Wahlkampffinale vor Millionen Zuschauern
BIRGIT HOLZER
In den vergangenen Tagen hat Marine Le Pen sich ausgeruht. Sie fuhr ihr Wahlkampfprogramm herunter und zog sich zurück, um konzentriert arbeiten zu können. Denn bei der Vorbereitung des einzigen Fernsehduells gegen Emmanuel Macron am Mittwochabend, vier Tage vor der zweiten Runde der französischen Präsidentschaftswahl, wollte sie es besser machen als vor fünf Jahren. Schon 2017 war die Rechtspopulistin in die Stichwahl gegen Macron eingezogen. Ihre ohnehin geringen Gewinnchancen verdarb sie sich völlig durch eine desaströse Selbstpräsentation in der TV-Debatte zwischen den beiden Wahlrunden.
Konfus blätterte sie damals in ihren Zetteln, während Macron ganz ohne Notizen klar und konzentriert argumentierte, sie verwechselte sogar die Namen großer französischer Konzerne. Die 53-Jährige selbst sagte, die erniedrigende Erfahrung habe wie ein „Fußtritt in den Hintern“gewirkt. Medien zufolge hatte sie sogar mit einem jungen Mann geübt, der Macron optisch ähnelte.
Tatsächlich trat die Rechtspopulistin am Mittwoch ruhiger, präziser und professioneller auf. Sie werde den „Franzosen wieder ihr Geld zurückgeben“, versprach Le Pen, die sich als „Sprachrohr“der Schwächsten präsentierte. Auch als Macron ihr Inkohärenz vorwarf, blieb sie ruhig: Sie wolle zwar die Mehrwertsteuer auf Energieprodukte von 20 auf 5,5 Prozent senken, um die Kaufkraft der Menschen
zu schützen. „Aber als Abgeordnete in der Nationalversammlung haben Sie gegen unsere Deckelung der Gaspreise gestimmt, die wir eingesetzt haben. Warum, Frau Le Pen?“Sie wolle das System von Grund auf erneuern und aus dem europäischen Energiemarkt aussteigen, erwiderte sie mit zusammengekniffener Miene. „Sie machen einen schweren Fehler“, so Macron. „Europa muss man reformieren, nicht verlassen.“Sie wolle in der EU bleiben, aber zutiefst ändern, sagte Le Pen. Die Forderung nach einem Frexit hat sie aus ihrem Programm genommen. Sie gehörte 2017 zu den Gründen, warum die Menschen ihr nicht vertrauten.
Unangenehm war für sie auch das Thema Ukraine-Krieg. Macron warf seiner Rivalin vor, im Jahr 2014 als eine der ersten Politikerinnen weltweit die völkerrechtswidrige Annexion der Krim durch Russland anerkannt zu haben. „Und warum haben Sie das gemacht?

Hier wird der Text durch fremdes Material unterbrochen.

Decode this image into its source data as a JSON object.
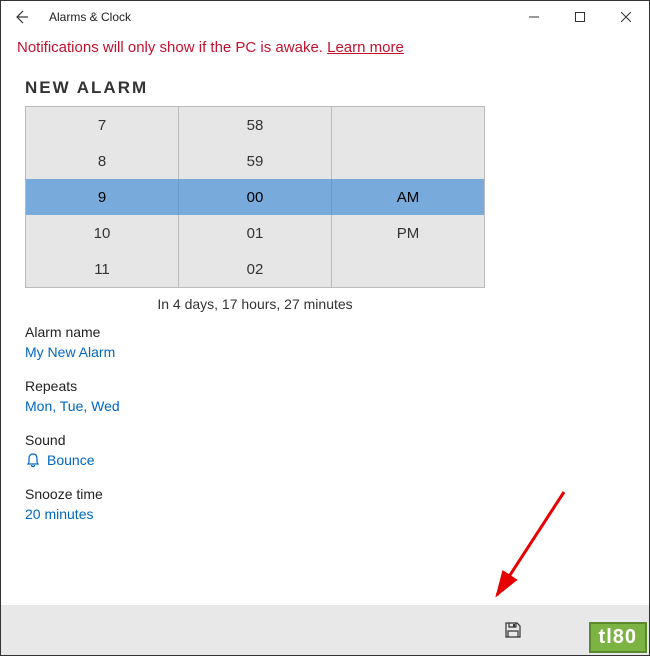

Weil Sie von den russischen Machthabern abhängen.“Kurz zuvor habe ihre Partei bei einer russischen Bank einen Kredit aufgenommen, den sie noch immer abbezahle. „Wenn Sie nach Russland fahren, sprechen Sie nicht über Politik, sondern über Ihre Bankgeschäfte.“
Während Le Pens größte Herausforderung darin bestand, kompetent aufzutreten, ging es bei ihm vor allem darum, seine Rivalin nicht herablassend zu behandeln – denn der Vorwurf der Arroganz verfolgt den 44-jährigen ehemaligen Banker und Absolventen von Elitehochschulen. „Hören Sie auf, alles durcheinander zu bringen, das ist doch nicht möglich“, entfuhr es ihm dennoch, als sie ihm vorwarf, der hohe Schuldenberg gehe nur zu einem Drittel auf die Corona-Krise zurück.
Experten zufolge dürfte ein einziges Duell so kurz vor der Wahl am Sonntag keinen entscheidenden Einfluss auf das Ergebnis haben. „Historisch haben wir nie eine Debatte erlebt, die die Wahlabsichten wirklich verändert hat“, sagte Matthieu Gallard vom Meinungsforschungsinstitut Ipsos. Die stärkste Wirkung habe jenes Duell von 2017 gehabt, als Le Pen um fünf bis sechs Punkte zurückfiel und schließlich 34 Prozent erhielt. Ein Sieg war damals außer Sichtweite. Das ist heute nicht mehr so. Umfragen sehen sie zwischen 44,5 und 47 Prozent.